许三观卖血吃猪肝和黄酒 (许三观卖血记烧二两黄酒)

吃饱喝足的状态下被一盘爆炒猪肝解了馋。“小二……二两黄酒……黄酒……要温一温”。

许三观这个小伙子有点奇怪。精瘦,没有硕大的肌肉块 ,一看就不是经常下地干活的乡下人。他比乡下小伙洋气,没有黝黑粗糙的面庞,起码给他的年龄小了三岁。他叫菜时的吆喝声紧跟阿方、根龙,变声期没完全蜕变,声音有些细微的尖,但听得出来他压着嗓子拼命压制了,而那不知道是因为紧张还是激动的颤音,他是瞒不住的,因这紧张或是激动,他要的黄酒差点没能温一温。喝酒要喝个范儿,这“温一温”就是卯足了劲的老成范儿,得让胜利饭店上上下下的人都听得见,城里人管这叫“有面儿”!

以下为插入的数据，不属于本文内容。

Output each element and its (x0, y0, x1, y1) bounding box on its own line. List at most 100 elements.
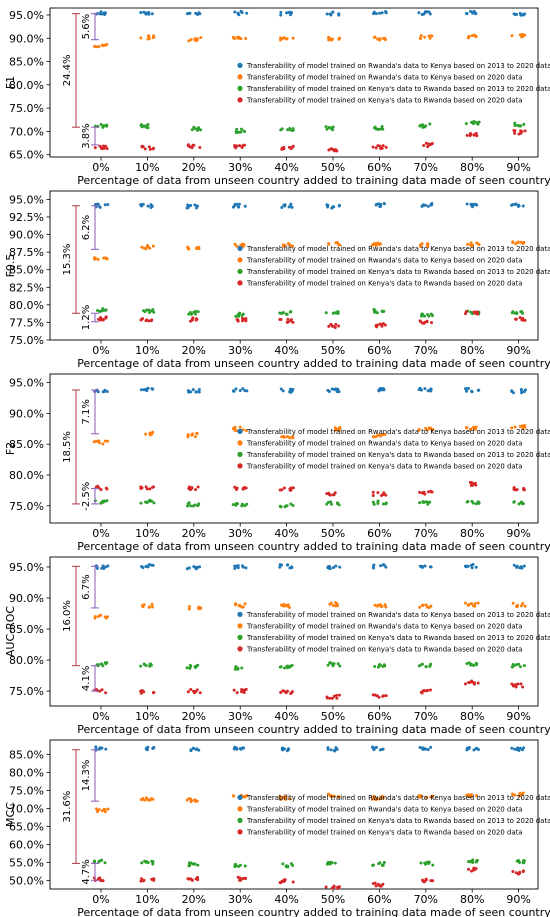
data-point (241, 605, 245, 609)
data-point (197, 388, 201, 392)
bracket-label: 4.7% (81, 859, 92, 884)
data-point (139, 36, 143, 40)
data-point (426, 500, 430, 504)
axes-frame (49, 7, 539, 158)
bracket-label: 1.2% (81, 305, 92, 330)
data-point (382, 563, 386, 567)
data-point (234, 387, 238, 391)
data-point (146, 204, 150, 208)
data-point (143, 147, 147, 151)
x-tick-label: 60% (367, 893, 391, 906)
data-point (195, 688, 199, 692)
data-point (334, 693, 338, 697)
data-point (187, 501, 191, 505)
data-point (149, 319, 153, 323)
data-point (288, 797, 292, 801)
data-point (423, 564, 427, 568)
data-point (288, 204, 292, 208)
data-point (471, 858, 475, 862)
bracket-label: 18.5% (62, 431, 73, 463)
data-point (378, 861, 382, 865)
y-tick-label: 75.0% (9, 784, 44, 797)
data-point (515, 564, 519, 568)
data-point (464, 122, 468, 126)
data-point (332, 662, 336, 666)
data-point (468, 859, 472, 863)
data-point (425, 605, 429, 609)
data-point (512, 487, 516, 491)
data-point (188, 485, 192, 489)
data-point (147, 308, 151, 312)
data-point (286, 689, 290, 693)
data-point (516, 682, 520, 686)
data-point (187, 12, 191, 16)
data-point (337, 693, 341, 697)
data-point (240, 146, 244, 150)
data-point (151, 860, 155, 864)
data-point (151, 862, 155, 866)
data-point (97, 808, 101, 812)
data-point (335, 696, 339, 700)
data-point (291, 436, 295, 440)
data-point (279, 691, 283, 695)
data-point (325, 695, 329, 699)
data-point (431, 314, 435, 318)
data-point (421, 747, 425, 751)
data-point (101, 664, 105, 668)
data-point (419, 34, 423, 38)
data-point (189, 748, 193, 752)
data-point (236, 564, 240, 568)
data-point (522, 664, 526, 668)
data-point (384, 694, 388, 698)
axes-frame (49, 556, 539, 707)
data-point (139, 664, 143, 668)
data-point (242, 129, 246, 133)
data-point (148, 147, 152, 151)
data-point (284, 794, 288, 798)
legend: Transferability of model trained on Rwan… (237, 62, 550, 104)
data-point (290, 205, 294, 209)
legend-label: Transferability of model trained on Keny… (246, 268, 550, 276)
data-point (245, 11, 249, 15)
data-point (237, 13, 241, 17)
x-tick-label: 20% (182, 344, 206, 357)
y-axis-label: F0.5 (4, 254, 17, 278)
data-point (105, 147, 109, 151)
data-point (197, 502, 201, 506)
data-point (376, 665, 380, 669)
data-point (376, 37, 380, 41)
y-tick-label: 77.5% (9, 316, 44, 329)
data-point (519, 310, 523, 314)
data-point (245, 794, 249, 798)
data-point (519, 129, 523, 133)
data-point (378, 797, 382, 801)
data-point (333, 749, 337, 753)
data-point (101, 307, 105, 311)
data-point (338, 243, 342, 247)
data-point (240, 666, 244, 670)
data-point (197, 247, 201, 251)
legend-label: Transferability of model trained on Keny… (246, 279, 523, 287)
data-point (185, 567, 189, 571)
data-point (327, 35, 331, 39)
y-tick-label: 50.0% (9, 874, 44, 887)
x-tick-label: 70% (414, 161, 438, 174)
data-point (422, 144, 426, 148)
data-point (371, 435, 375, 439)
data-point (379, 127, 383, 131)
data-point (140, 861, 144, 865)
data-point (237, 313, 241, 317)
data-point (329, 500, 333, 504)
data-point (140, 245, 144, 249)
x-tick-label: 30% (228, 527, 252, 540)
y-tick-label: 65.0% (9, 820, 44, 833)
x-tick-label: 40% (274, 710, 298, 723)
data-point (470, 566, 474, 570)
data-point (187, 39, 191, 43)
data-point (424, 665, 428, 669)
data-point (326, 388, 330, 392)
legend-label: Transferability of model trained on Rwan… (246, 73, 523, 81)
data-point (140, 877, 144, 881)
data-point (187, 605, 191, 609)
data-point (190, 486, 194, 490)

可我们小许本来就是有面儿的人。去世的老头是城里有名的许木匠,母亲是“城西美人”,成了寡妇后跟有钱军官跑了,流了一地风流韵事。村子里有疼他的爷爷,种了一辈子地,死在地里。还有个四叔,在小许心里就是“第二个父亲”,四叔种的瓜,红瓤黄瓤都给他喂个饱。胡茬还没认真长的年纪,城里的小许就有了份“体面”的工作——纺织厂工人,据不完全统计,小许就这样不顺风但也顺水地长大了。

那天在胜利饭店一盘爆炒猪肝二两黄酒的心思,小许就揣着三十块钱半路截了个媳妇,也是有头有脸的名不符实的黄花闺女,城里的“油条西施”,姓许。“双许”小两口很快有了三个儿子,取名一乐、二乐、三乐,乐乐呵呵很应景。值得一提的是一乐,一乐可能不姓许,可以姓何,这谁说得准呢!

有了三个或者两个亲生儿子的体面的中年许,肩膀厚实了些,脸却凹陷了,饿的。饥荒那几年,“许炼钢”变成了“许瘦骨”,大家都是皮包骨,许瘦骨却饿出了艺术感。城西美人生下他的三十几年后的纪念日里,他享受了儿子们叩头的生辰贺礼,决心亲述一道拿手菜作为回馈。这对于大半年不开荤的三儿一母来说,无疑是久旱逢甘霖,管它是真是假,夜里梦里闻到肉香了就算数。就是这天晚上,寥寥几片红烧肉想象的肉味,和着五个肚子的鼓声,还有连绵不绝的口水吞咽声,伴着毛月亮微光,在破旧瓦房上空游荡,余音绕瓦,绕过了最困难的那三年。

日子是慢慢生长的,它不像小许在纺织厂里的流水线工作,它没有精密的布局安排,反而像中年许血管里流淌着的腥红液体,偶尔颜色变淡,抽取前喝了至少八大碗水的缘故。井水和盐巴,自助“充血”的最佳拍档。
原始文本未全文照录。